Create a dataframe with two entries:

In [2]:
df_old = pd.DataFrame(
    [
        {
            'date': '2019-01-01',
            'value': 0.844
        },{
            'date': '2019-01-02',
            'value': 0.842
        }
    ]
)

Create a second dataframe with additional values for three more days:

In [3]:
df_new = pd.DataFrame(
    [
        {
            'date': '2019-01-01',
            'value': 0.844
        },{
            'date': '2019-01-02',
            'value': 0.842
        },{
            'date': '2019-01-03',
            'value': 0.84
        },{
            'date': '2019-01-04',
            'value': 0.84
        },{
            'date': '2019-01-07',
            'value': 0.838
        }
    ]
)

Create a time axis between the minimum and maximum date found in the bigger dataframe:

In [4]:
time_index = pd.date_range(df_new['date'].min(), df_new['date'].max())

Set the index to the date column:

In [5]:
df_new.set_index('date', inplace=True)

Convert the index to a DatetimeIndex:

In [6]:
df_new.index = pd.DatetimeIndex(df_new.index)

Reindex the existing date index with the continuous time_index to interpolate missing dates:

In [7]:
df_new = df_new.reindex(time_index, method='ffill')

Convert the date index back to a column:

In [8]:
df_new = df_new.reset_index().rename(columns={'index': 'date'})
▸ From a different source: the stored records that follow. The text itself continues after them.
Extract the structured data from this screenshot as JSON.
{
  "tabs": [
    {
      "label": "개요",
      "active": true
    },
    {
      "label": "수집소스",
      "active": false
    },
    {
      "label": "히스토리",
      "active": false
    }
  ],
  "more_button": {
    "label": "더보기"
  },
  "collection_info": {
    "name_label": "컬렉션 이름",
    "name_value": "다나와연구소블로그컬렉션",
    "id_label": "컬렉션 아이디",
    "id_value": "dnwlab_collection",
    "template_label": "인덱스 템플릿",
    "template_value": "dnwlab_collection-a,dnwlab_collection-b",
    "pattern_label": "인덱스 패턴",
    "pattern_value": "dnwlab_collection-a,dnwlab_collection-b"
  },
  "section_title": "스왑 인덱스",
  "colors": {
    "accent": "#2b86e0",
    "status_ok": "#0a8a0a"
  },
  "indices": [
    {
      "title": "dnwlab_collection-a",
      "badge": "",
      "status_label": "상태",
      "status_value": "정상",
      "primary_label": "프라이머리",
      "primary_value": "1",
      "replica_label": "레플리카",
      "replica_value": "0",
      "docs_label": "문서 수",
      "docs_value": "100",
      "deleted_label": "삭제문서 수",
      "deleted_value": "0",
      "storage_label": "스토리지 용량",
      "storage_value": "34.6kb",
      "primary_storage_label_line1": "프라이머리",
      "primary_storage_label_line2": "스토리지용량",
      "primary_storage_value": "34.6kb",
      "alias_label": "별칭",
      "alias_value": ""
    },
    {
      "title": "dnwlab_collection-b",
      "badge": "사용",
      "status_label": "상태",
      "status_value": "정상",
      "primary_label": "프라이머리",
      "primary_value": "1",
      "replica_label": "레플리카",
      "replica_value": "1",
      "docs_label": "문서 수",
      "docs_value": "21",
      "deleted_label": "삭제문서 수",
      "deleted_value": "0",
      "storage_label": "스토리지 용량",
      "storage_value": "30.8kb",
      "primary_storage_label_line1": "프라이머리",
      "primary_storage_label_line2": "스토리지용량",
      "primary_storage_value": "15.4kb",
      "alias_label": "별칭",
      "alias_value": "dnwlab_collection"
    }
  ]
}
Convert the date column to the proper datatype for the smaller dataframe:

In [9]:
df_old['date'] = pd.to_datetime(df_old['date'])

Combine the two dataframes and remove all the duplicate couples to only keep the none duplicate rows:

In [10]:
df_diff = pd.concat([df_new, df_old]).drop_duplicates(keep=False)
In [11]:
df_diff
Out[11]:
date value
2 2019-01-03 0.840
3 2019-01-04 0.840
4 2019-01-05 0.840
5 2019-01-06 0.840
6 2019-01-07 0.838